5

Problem

I have some assets in my application which are updated from time to time in an asynchronous fashion.

The example I'm gonna use here is Vehicles. There are two tables:

  • Vehicles: holds information about the vehicles themselves
  • VehicleUpdates: holds information about all updates that happened for that vehicle.

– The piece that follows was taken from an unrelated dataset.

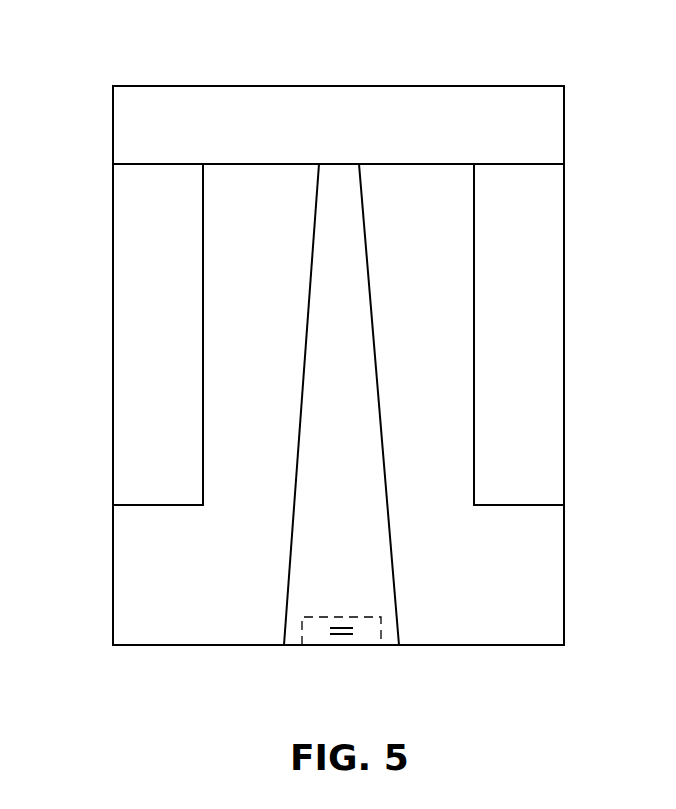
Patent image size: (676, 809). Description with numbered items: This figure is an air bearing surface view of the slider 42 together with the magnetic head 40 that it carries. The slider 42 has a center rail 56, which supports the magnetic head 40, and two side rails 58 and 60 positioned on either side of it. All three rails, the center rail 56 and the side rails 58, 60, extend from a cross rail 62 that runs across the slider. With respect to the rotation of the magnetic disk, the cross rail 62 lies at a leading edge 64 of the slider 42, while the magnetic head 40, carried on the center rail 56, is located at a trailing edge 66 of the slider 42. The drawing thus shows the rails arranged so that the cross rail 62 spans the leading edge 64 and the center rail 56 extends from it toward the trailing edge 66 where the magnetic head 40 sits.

The relevant parts of the table structure are:

CREATE TABLE `Vehicles` (
 `id` varchar(50) NOT NULL,
 `organizationId` varchar(50) NOT NULL,
 `plate` char(7) NOT NULL,
 `vehicleInfo` json DEFAULT NULL,
 `createdAt` timestamp NOT NULL DEFAULT CURRENT_TIMESTAMP,
 `updatedAt` timestamp NULL DEFAULT NULL ON UPDATE CURRENT_TIMESTAMP,
 PRIMARY KEY (`id`),
 UNIQUE KEY `unq_Vehicles_orgId_plate_idx` (`organizationId`,`plate`) USING BTREE,
 KEY `Vehicles_createdAt_idx` (`createdAt`),
);
CREATE TABLE `VehicleUpdates` (
 `id` varchar(50) NOT NULL,
 `organizationId` varchar(50) NOT NULL,
 `vehiclePlate` char(7) NOT NULL,
 `status` varchar(15) NOT NULL,
 `createdAt` timestamp NOT NULL DEFAULT CURRENT_TIMESTAMP,
 `updatedAt` timestamp NULL DEFAULT NULL ON UPDATE CURRENT_TIMESTAMP,
 PRIMARY KEY (`id`),
 KEY `VehicleUpdates_orgId_vhclPlt_createdAt_idx` (`organizationId`,`vehiclePlate`,`createdAt`) USING BTREE
);

Now I have a new requirement in which I must return the latest update information along side the vehicle information itself.

Groupwise MAX Solutions

After digging a little, I've found this blog article. I then tried to use the suggested "uncorrelated subquery" approach, since it's deemed the best one:

Uncorrelated subquery

SELECT vu1.*
 FROM VehicleUpdates AS vu1
 JOIN
 ( SELECT vehiclePlate, organizationId, MAX(createdAt) AS createdAt
 FROM VehicleUpdates
 GROUP BY organizationId, vehiclePlate
 ) AS vu2 USING (organizationId, vehiclePlate, createdAt);

This query has an average execution time of 275 ms in my production database.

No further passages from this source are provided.